Bucket-key=custom, value=array(_ids) aggregation?


I have a mapping with fields "a string,b string,c string,t timestamp". Can I make bucket aggregations, where I can specify the key to be for example::

key=t(yymmdd):a:b (generate the key from script)

Each bucket should have as value an array of documents with the ability to also include _source. Ability to return top(x) + doc-count if there are alot of documents in a bucket.

The buckets should be sortable by a field-value (ex: t timestamp)

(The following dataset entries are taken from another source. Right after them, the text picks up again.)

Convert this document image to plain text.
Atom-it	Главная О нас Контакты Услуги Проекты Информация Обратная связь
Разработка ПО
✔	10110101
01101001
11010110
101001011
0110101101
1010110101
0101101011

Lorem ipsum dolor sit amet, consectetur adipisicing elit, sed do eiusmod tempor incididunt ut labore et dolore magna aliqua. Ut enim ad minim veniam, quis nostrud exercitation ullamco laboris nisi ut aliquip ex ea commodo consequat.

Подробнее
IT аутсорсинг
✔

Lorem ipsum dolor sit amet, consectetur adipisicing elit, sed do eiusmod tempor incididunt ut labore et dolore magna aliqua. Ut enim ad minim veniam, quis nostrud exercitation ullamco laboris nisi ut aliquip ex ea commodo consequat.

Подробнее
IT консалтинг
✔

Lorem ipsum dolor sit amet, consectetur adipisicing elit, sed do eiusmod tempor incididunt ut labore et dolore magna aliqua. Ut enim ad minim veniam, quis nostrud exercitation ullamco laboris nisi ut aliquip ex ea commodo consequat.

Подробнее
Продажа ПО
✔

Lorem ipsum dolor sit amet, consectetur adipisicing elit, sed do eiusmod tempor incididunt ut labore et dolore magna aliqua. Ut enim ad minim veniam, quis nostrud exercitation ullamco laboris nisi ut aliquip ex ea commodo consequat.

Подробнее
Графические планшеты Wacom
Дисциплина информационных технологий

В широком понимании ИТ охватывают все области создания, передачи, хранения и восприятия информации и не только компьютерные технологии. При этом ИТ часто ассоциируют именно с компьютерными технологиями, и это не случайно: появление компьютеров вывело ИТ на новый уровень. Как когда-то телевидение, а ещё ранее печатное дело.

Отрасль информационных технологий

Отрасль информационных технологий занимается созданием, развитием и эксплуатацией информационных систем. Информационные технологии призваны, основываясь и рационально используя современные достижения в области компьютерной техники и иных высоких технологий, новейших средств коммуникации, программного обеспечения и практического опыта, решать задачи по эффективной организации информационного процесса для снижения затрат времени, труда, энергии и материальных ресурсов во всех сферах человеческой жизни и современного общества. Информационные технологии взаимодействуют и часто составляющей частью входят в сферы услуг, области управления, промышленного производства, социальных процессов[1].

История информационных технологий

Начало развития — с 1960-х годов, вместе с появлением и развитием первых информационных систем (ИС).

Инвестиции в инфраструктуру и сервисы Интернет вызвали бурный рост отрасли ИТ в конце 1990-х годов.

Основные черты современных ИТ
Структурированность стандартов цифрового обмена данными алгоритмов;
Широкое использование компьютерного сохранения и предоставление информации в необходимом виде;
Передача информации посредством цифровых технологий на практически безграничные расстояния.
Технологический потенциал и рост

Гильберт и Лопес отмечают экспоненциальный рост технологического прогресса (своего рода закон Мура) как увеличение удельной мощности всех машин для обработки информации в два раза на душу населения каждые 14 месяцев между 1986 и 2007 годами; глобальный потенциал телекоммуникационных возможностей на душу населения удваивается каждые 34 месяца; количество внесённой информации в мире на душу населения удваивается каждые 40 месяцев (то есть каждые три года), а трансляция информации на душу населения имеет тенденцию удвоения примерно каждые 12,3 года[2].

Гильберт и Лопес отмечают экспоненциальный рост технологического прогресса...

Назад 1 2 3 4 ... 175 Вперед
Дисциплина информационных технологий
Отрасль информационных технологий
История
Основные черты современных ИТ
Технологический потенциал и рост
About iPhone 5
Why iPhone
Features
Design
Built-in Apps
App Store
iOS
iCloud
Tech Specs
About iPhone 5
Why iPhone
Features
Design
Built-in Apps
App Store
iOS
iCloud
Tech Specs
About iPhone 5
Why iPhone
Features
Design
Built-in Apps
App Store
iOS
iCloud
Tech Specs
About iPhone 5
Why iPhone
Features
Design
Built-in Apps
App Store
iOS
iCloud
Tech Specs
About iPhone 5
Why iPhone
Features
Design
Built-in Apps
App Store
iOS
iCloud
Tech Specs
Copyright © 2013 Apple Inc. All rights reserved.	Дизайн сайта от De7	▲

Ability to limit the number of buckets.

I also need to get back the min(timestamp) that is on the whole aggregation (in case the last bucket has too many documents to return the _source of them all).

Is this possible ? If not, can I do anything (custom java?) to make it possible ?

I think this can be done using terms-script-aggregation to generate the initial buckets https://www.elastic.co/guide/en/elasticsearch/reference/current/search-aggregations-bucket-terms-aggregation.html#search-aggregations-bucket-terms-aggregation-script
top-hits as sub-aggregation to return the documents for each bucket https://www.elastic.co/guide/en/elasticsearch/reference/current/search-aggregations-metrics-top-hits-aggregation.html ?

But I don't know how to get the "minimum timestamp" on the last bucket ? Maybe by sorting by timestamp-ascending on the top-hits-sub-aggregation (so I get the top-documents) ?

Makes sense ?


shameless bumping

Can you reformat your OP, it's hard to see what is happening. Wrap it in code tags :slight_smile:

Hope it's more clear now.

It sounds like you are on the right track, regarding scripting. But I can't help there as I don't know much on that.

However a better solution might be to look at crafting fields with these sorts of values during ingestion, that way it'll be much simpler (and better on your resources).

The "what/how to group on" is dynamic (from the client side) so I can't do that. I just wanted to know if that's the right way, and looks like it is.